On to the second round of speakers: a roundtable of different "community food enterprises". Basically, a CFE is an organization that is making a positive local impact on the food system, while making a profit as a company. It could be a sole proprietorship, co-operative, or corporation. There are many forms they could take, but ultimately, CFE's are forms of food activism that do not rely on grants, philanthropy, or donations to function and flourish. While I found some of the information and presenters to be inspiring as well, what I thought was interesting was the choice of these models in the context of decreased (or completely cut) funding from Kellogg. This presentation seemed to be a sly way of encouraging the activists in the room to give up seeking money from foundations and rich people, and instead to create their own wealth for projects through capitalist ventures.
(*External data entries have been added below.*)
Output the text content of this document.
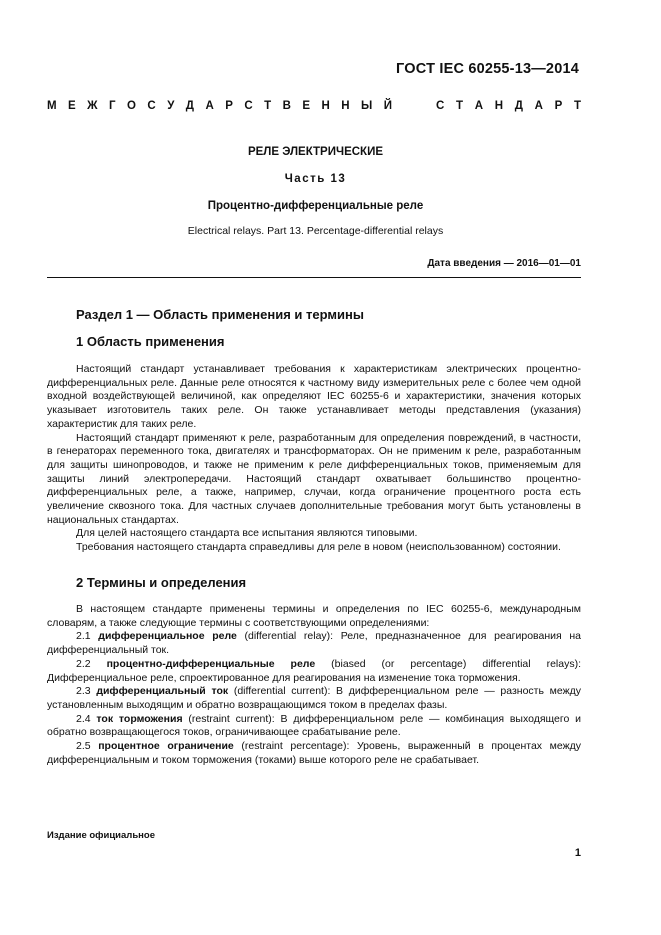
ГОСТ IEC 60255-13—2014
М Е Ж Г О С У Д А Р С Т В Е Н Н Ы Й	С Т А Н Д А Р Т
РЕЛЕ ЭЛЕКТРИЧЕСКИЕ
Часть 13
Процентно-дифференциальные реле
Electrical relays. Part 13. Percentage-differential relays
Дата введения — 2016—01—01
Раздел 1 — Область применения и термины
1 Область применения

Настоящий стандарт устанавливает требования к характеристикам электрических процентно-дифференциальных реле. Данные реле относятся к частному виду измерительных реле с более чем одной входной воздействующей величиной, как определяют IEC 60255-6 и характеристики, значения которых указывает изготовитель таких реле. Он также устанавливает методы представления (указания) характеристик для таких реле.

Настоящий стандарт применяют к реле, разработанным для определения повреждений, в частности, в генераторах переменного тока, двигателях и трансформаторах. Он не применим к реле, разработанным для защиты шинопроводов, и также не применим к реле дифференциальных токов, применяемым для защиты линий электропередачи. Настоящий стандарт охватывает большинство процентно-дифференциальных реле, а также, например, случаи, когда ограничение процентного роста есть увеличение сквозного тока. Для частных случаев дополнительные требования могут быть установлены в национальных стандартах.

Для целей настоящего стандарта все испытания являются типовыми.

Требования настоящего стандарта справедливы для реле в новом (неиспользованном) состоянии.

2 Термины и определения

В настоящем стандарте применены термины и определения по IEC 60255-6, международным словарям, а также следующие термины с соответствующими определениями:

2.1 дифференциальное реле (differential relay): Реле, предназначенное для реагирования на дифференциальный ток.

2.2 процентно-дифференциальные реле (biased (or percentage) differential relays): Дифференциальное реле, спроектированное для реагирования на изменение тока торможения.

2.3 дифференциальный ток (differential current): В дифференциальном реле — разность между установленным выходящим и обратно возвращающимся током в пределах фазы.

2.4 ток торможения (restraint current): В дифференциальном реле — комбинация выходящего и обратно возвращающегося токов, ограничивающее срабатывание реле.

2.5 процентное ограничение (restraint percentage): Уровень, выраженный в процентах между дифференциальным и током торможения (токами) выше которого реле не срабатывает.

Издание официальное
1
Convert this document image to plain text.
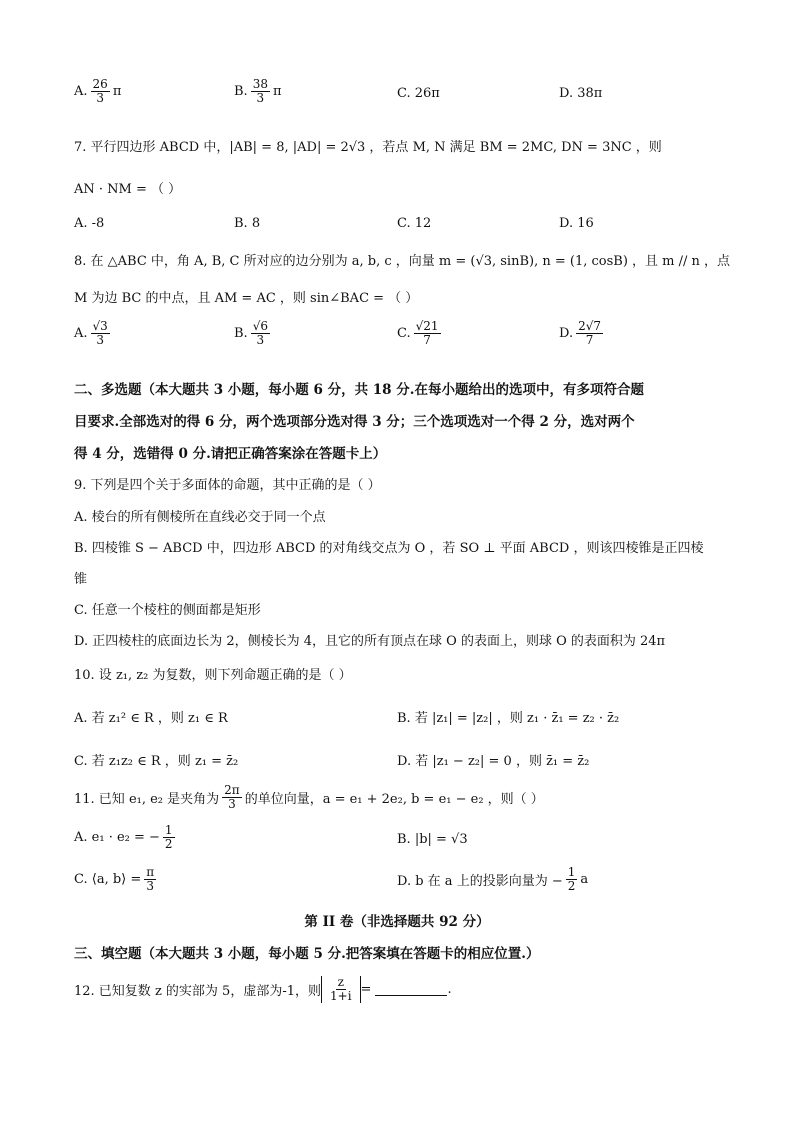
A. $\frac{26}{3}$ π	B. $\frac{38}{3}$ π	C. 26π	D. 38π
7. 平行四边形 ABCD 中，|AB| = 8, |AD| = 2√3 ，若点 M, N 满足 BM = 2MC, DN = 3NC ，则
AN · NM = （ ）
A. -8	B. 8	C. 12	D. 16
8. 在 △ABC 中，角 A, B, C 所对应的边分别为 a, b, c ，向量 m = (√3, sinB), n = (1, cosB) ，且 m // n ，点
M 为边 BC 的中点，且 AM = AC ，则 sin∠BAC = （ ）
A. $\frac{√3}{3}$	B. $\frac{√6}{3}$	C. $\frac{√21}{7}$	D. $\frac{2√7}{7}$
二、多选题（本大题共 3 小题，每小题 6 分，共 18 分.在每小题给出的选项中，有多项符合题
目要求.全部选对的得 6 分，两个选项部分选对得 3 分；三个选项选对一个得 2 分，选对两个
得 4 分，选错得 0 分.请把正确答案涂在答题卡上）
9. 下列是四个关于多面体的命题，其中正确的是（ ）
A. 棱台的所有侧棱所在直线必交于同一个点
B. 四棱锥 S − ABCD 中，四边形 ABCD 的对角线交点为 O ，若 SO ⊥ 平面 ABCD ，则该四棱锥是正四棱
锥
C. 任意一个棱柱的侧面都是矩形
D. 正四棱柱的底面边长为 2，侧棱长为 4，且它的所有顶点在球 O 的表面上，则球 O 的表面积为 24π
10. 设 z₁, z₂ 为复数，则下列命题正确的是（ ）
A. 若 z₁² ∈ R ，则 z₁ ∈ R	B. 若 |z₁| = |z₂| ，则 z₁ · z̄₁ = z₂ · z̄₂
C. 若 z₁z₂ ∈ R ，则 z₁ = z̄₂	D. 若 |z₁ − z₂| = 0 ，则 z̄₁ = z̄₂
11. 已知 e₁, e₂ 是夹角为 $\frac{2\pi}{3}$ 的单位向量，a = e₁ + 2e₂, b = e₁ − e₂ ，则（ ）
A. e₁ · e₂ = − $\frac{1}{2}$	B. |b| = √3
C. ⟨a, b⟩ = $\frac{\pi}{3}$	D. b 在 a 上的投影向量为 − $\frac{1}{2}$ a
第 II 卷（非选择题共 92 分）
三、填空题（本大题共 3 小题，每小题 5 分.把答案填在答题卡的相应位置.）
12. 已知复数 z 的实部为 5，虚部为-1，则 $\frac{z}{1+i}$ =	.
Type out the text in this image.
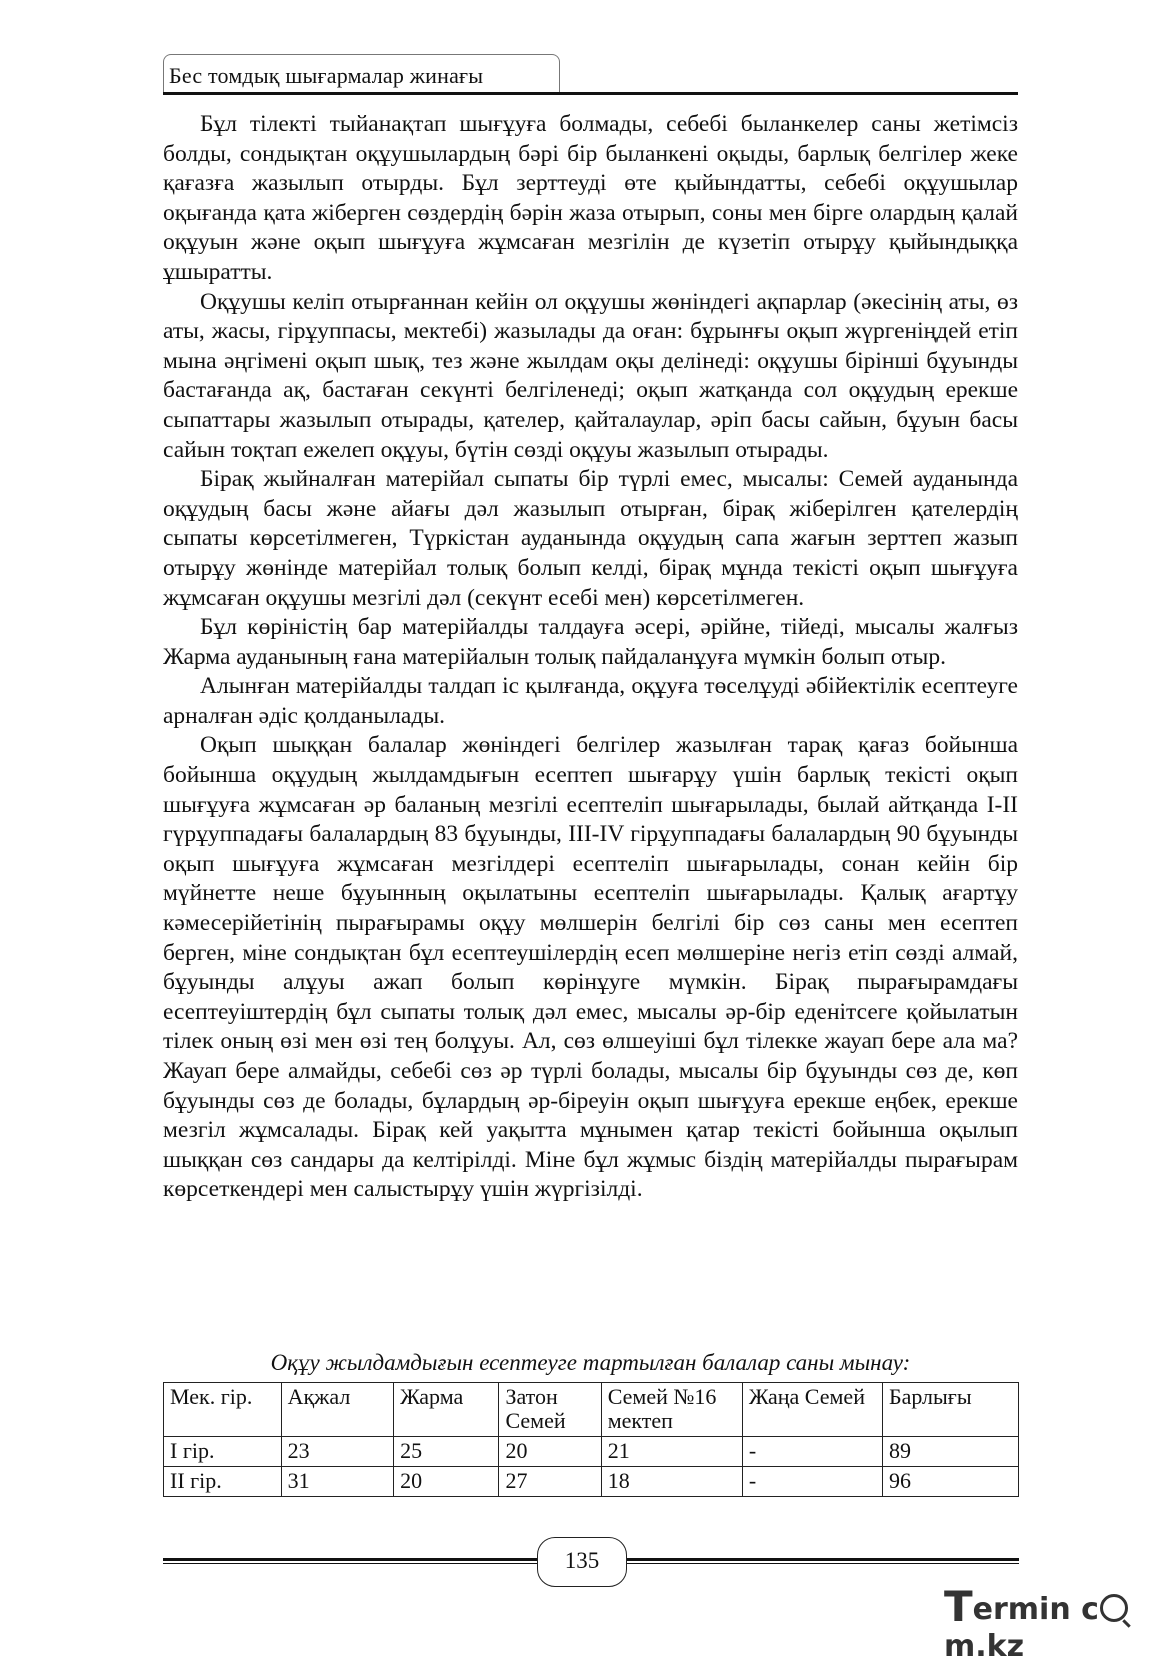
Бес томдық шығармалар жинағы

Бұл тілекті тыйанақтап шығұуға болмады, себебі быланкелер саны жетімсіз болды, сондықтан оқұушылардың бәрі бір быланкені оқыды, барлық белгілер жеке қағазға жазылып отырды. Бұл зерттеуді өте қыйындатты, себебі оқұушылар оқығанда қата жіберген сөздердің бәрін жаза отырып, соны мен бірге олардың қалай оқұуын және оқып шығұуға жұмсаған мезгілін де күзетіп отырұу қыйындыққа ұшыратты.

Оқұушы келіп отырғаннан кейін ол оқұушы жөніндегі ақпарлар (әкесінің аты, өз аты, жасы, гірұуппасы, мектебі) жазылады да оған: бұрынғы оқып жүргеніңдей етіп мына әңгімені оқып шық, тез және жылдам оқы делінеді: оқұушы бірінші бұуынды бастағанда ақ, бастаған секүнті белгіленеді; оқып жатқанда сол оқұудың ерекше сыпаттары жазылып отырады, қателер, қайталаулар, әріп басы сайын, бұуын басы сайын тоқтап ежелеп оқұуы, бүтін сөзді оқұуы жазылып отырады.

Бірақ жыйналған матерійал сыпаты бір түрлі емес, мысалы: Семей ауданында оқұудың басы және айағы дәл жазылып отырған, бірақ жіберілген қателердің сыпаты көрсетілмеген, Түркістан ауданында оқұудың сапа жағын зерттеп жазып отырұу жөнінде матерійал толық болып келді, бірақ мұнда текісті оқып шығұуға жұмсаған оқұушы мезгілі дәл (секүнт есебі мен) көрсетілмеген.

Бұл көріністің бар матерійалды талдауға әсері, әрійне, тійеді, мысалы жалғыз Жарма ауданының ғана матерійалын толық пайдаланұуға мүмкін болып отыр.

Алынған матерійалды талдап іс қылғанда, оқұуға төселұуді әбійектілік есептеуге арналған әдіс қолданылады.

Оқып шыққан балалар жөніндегі белгілер жазылған тарақ қағаз бойынша бойынша оқұудың жылдамдығын есептеп шығарұу үшін барлық текісті оқып шығұуға жұмсаған әр баланың мезгілі есептеліп шығарылады, былай айтқанда I-II гүрұуппадағы балалардың 83 бұуынды, III-IV гірұуппадағы балалардың 90 бұуынды оқып шығұуға жұмсаған мезгілдері есептеліп шығарылады, сонан кейін бір мүйнетте неше бұуынның оқылатыны есептеліп шығарылады. Қалық ағартұу кәмесерійетінің пырағырамы оқұу мөлшерін белгілі бір сөз саны мен есептеп берген, міне сондықтан бұл есептеушілердің есеп мөлшеріне негіз етіп сөзді алмай, бұуынды алұуы ажап болып көрінұуге мүмкін. Бірақ пырағырамдағы есептеуіштердің бұл сыпаты толық дәл емес, мысалы әр-бір еденітсеге қойылатын тілек оның өзі мен өзі тең болұуы. Ал, сөз өлшеуіші бұл тілекке жауап бере ала ма? Жауап бере алмайды, себебі сөз әр түрлі болады, мысалы бір бұуынды сөз де, көп бұуынды сөз де болады, бұлардың әр-біреуін оқып шығұуға ерекше еңбек, ерекше мезгіл жұмсалады. Бірақ кей уақытта мұнымен қатар текісті бойынша оқылып шыққан сөз сандары да келтірілді. Міне бұл жұмыс біздің матерійалды пырағырам көрсеткендері мен салыстырұу үшін жүргізілді.

Оқұу жылдамдығын есептеуге тартылған балалар саны мынау:
Мек. гір.	Ақжал	Жарма	Затон Семей	Семей №16 мектеп	Жаңа Семей	Барлығы
I гір.	23	25	20	21	-	89
II гір.	31	20	27	18	-	96
135
Termin cm.kz
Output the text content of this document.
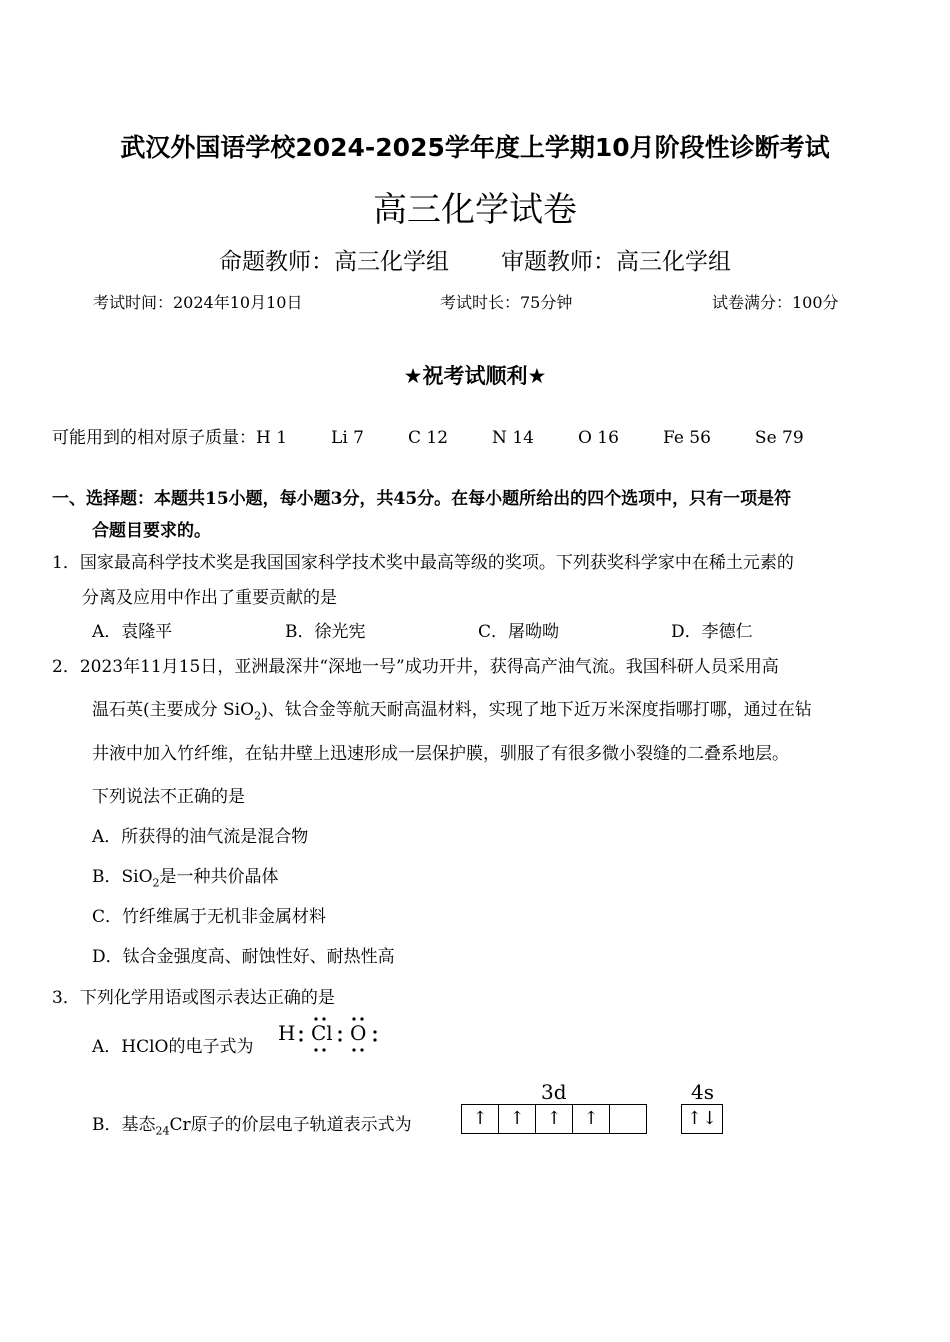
武汉外国语学校2024-2025学年度上学期10月阶段性诊断考试
高三化学试卷
命题教师：高三化学组 审题教师：高三化学组
考试时间：2024年10月10日	考试时长：75分钟	试卷满分：100分
★祝考试顺利★
可能用到的相对原子质量：H 1	Li 7	C 12	N 14	O 16	Fe 56	Se 79
一、选择题：本题共15小题，每小题3分，共45分。在每小题所给出的四个选项中，只有一项是符
合题目要求的。
1．国家最高科学技术奖是我国国家科学技术奖中最高等级的奖项。下列获奖科学家中在稀土元素的
分离及应用中作出了重要贡献的是
A．袁隆平	B．徐光宪	C．屠呦呦	D．李德仁
2．2023年11月15日，亚洲最深井“深地一号”成功开井，获得高产油气流。我国科研人员采用高
温石英(主要成分 SiO$_2$)、钛合金等航天耐高温材料，实现了地下近万米深度指哪打哪，通过在钻
井液中加入竹纤维，在钻井壁上迅速形成一层保护膜，驯服了有很多微小裂缝的二叠系地层。
下列说法不正确的是
A．所获得的油气流是混合物
B．SiO$_2$是一种共价晶体
C．竹纤维属于无机非金属材料
D．钛合金强度高、耐蚀性好、耐热性高
3．下列化学用语或图示表达正确的是
A．HClO的电子式为
H Cl O
3d	4s
B．基态$_{24}$Cr原子的价层电子轨道表示式为	↑	↑	↑	↑	↑↓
On the whole, I think this makes a lot of sense. For some time, I've been a proponent of grassroots organizations relying less on grant funding and more on individual donations and self-made cash. But there was something slightly irritating about the promoted solution to losing foundations' support: live the American Dream and become a businessperson. I fear this de-emphasizes community solutions and collective efforts to challenge inequality and address local issues, but what can you do?
Well, I know what I want the foundations to do: quit maintaining 95% of their endowment in amoral stock options, which they do in order to maintain and/or expand their endowment and use the remaining 5% to fund what their founders (or board of directors) decided was worthy. My idea is for them to take that wealth, which was likely ill-gotten in the first place, take it OUT of the stock market, and use that 95% to fund emerging CFEs (or whatever small-scale mission-driven enterprise) with the expected outcome of having those business's profits put into a new, Grameen-style bank to multiply that investment within the communities of these CFEs. This way we could truly redirect wealth that is a result of long-term inequity into locally-controlled sources of investment, multiplying on CFE successes and getting the control of social change out of the hands of philanthropists and foundations and into communities that have vision, love, and localized commitment.
Of course, this is a hard sell for those program officers and such whose livelihoods (and all the travel and fancy dinners that come with it) depend on a continuation of the foundation structure.
Next up, I'll discuss the results of the Open Space discussions.
But for now, it's time for Hors D' Oveurs.